For Adailed “Adi” Marshall Garcia, the Academic Center for English Language Studies (ACES) program is a safe place to dream about her future as a nurse.
It’s an academic setting that bursts with resources to help her and her peers succeed as college students in a new country. And its tight- knit community provides a sense of belonging. The ACES program has been much more than a helpful resource for Ms. Garcia — it is family.
Ms. Garcia, a junior who came to the United States from Cuba as a child nearly a decade ago, remembers clearly her first visit to ACES in St. Angela’s Hall. Still a student at International High School at LaGuardia Community College, she felt an immediate connection with the program.
“What made me fall in love with ACES was the intimate, close relationship of the people in the program,” she recalled.
“I would say ACES is a big family that adopted me. One of my favorite resources are the tutors. If it weren’t for them, I wouldn’t be here.
“They help me organize my time and schedule, they help with my grammar and research papers, and they always encourage me to do better,” Ms. Garcia said.
The ACES program — celebrating its 20th anniversary — even connected Ms. Garcia with other nursing majors, who eventually formed a study group together. It was a much less intimidating way to meet new people, said Ms. Garcia, explaining she sometimes can be shy.

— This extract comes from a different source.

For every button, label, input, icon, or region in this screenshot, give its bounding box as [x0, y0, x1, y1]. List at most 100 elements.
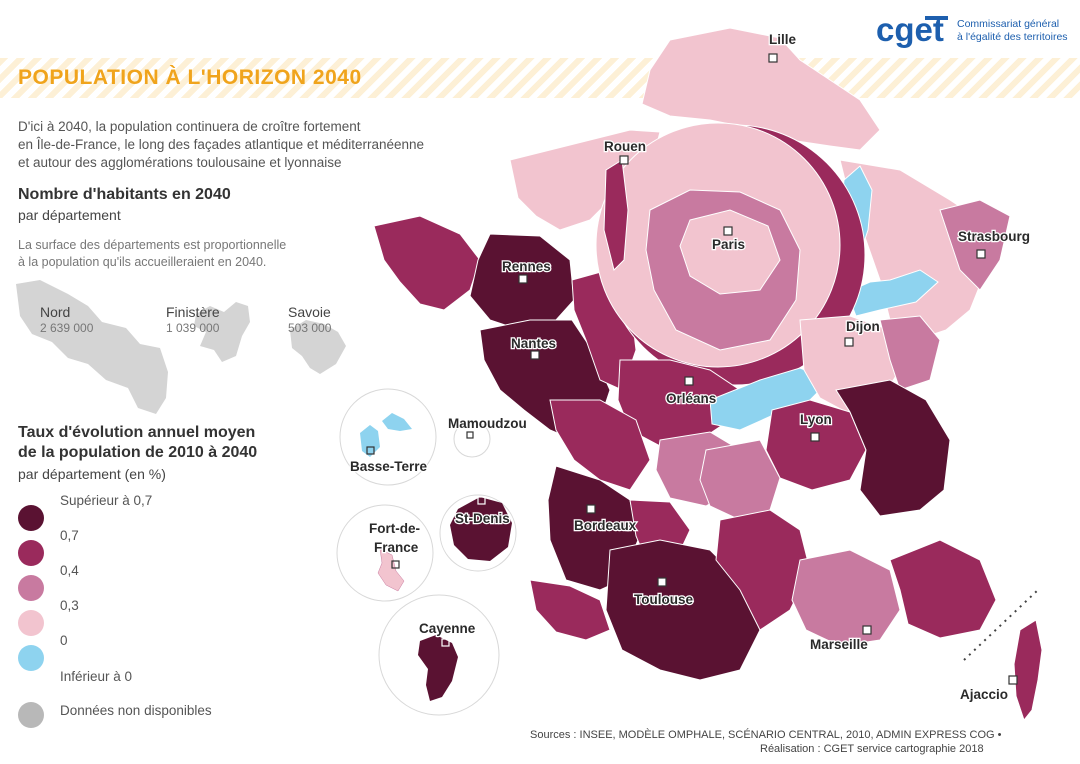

ACES Director Erica David ’15 said Ms. Garcia’s intelligence and generosity of spirit embodies the nature of the program.
“Adi Marshall (Garcia) genuinely embodies the spirit of ACES,” Ms. David said. “Not only is she a highly intelligent and motivated student, but her generosity, creativity and intellectual curiosity sustain the community that we actively hold space for on campus.”
A Nurse in the Making
Becoming a nurse is destiny for Ms. Garcia. It’s difficult for her to remember a time in her life where she didn’t feel drawn to the medical field.
“Since I was a child, my biggest dream was being in a health-related profession,” Ms. Garcia said. “Some days I pretended to be a surgeon, others a doctor or a nurse.”
She was inspired to follow in the footsteps of her father, an Elmhurst Hospital nurse. She said it was difficult for her to study nursing while watching her father work with COVID-19 patients amid the pandemic — but her ACES community helped her persevere.
“Working on my nursing degree during the pandemic was a nightmare,” Ms. Garcia said. “It was impossible to concentrate on the classes. It was painful seeing my dad come from his job where most people were dying. Yet … through the (ACES) tutors and study groups, I was able to come closer to my goal.”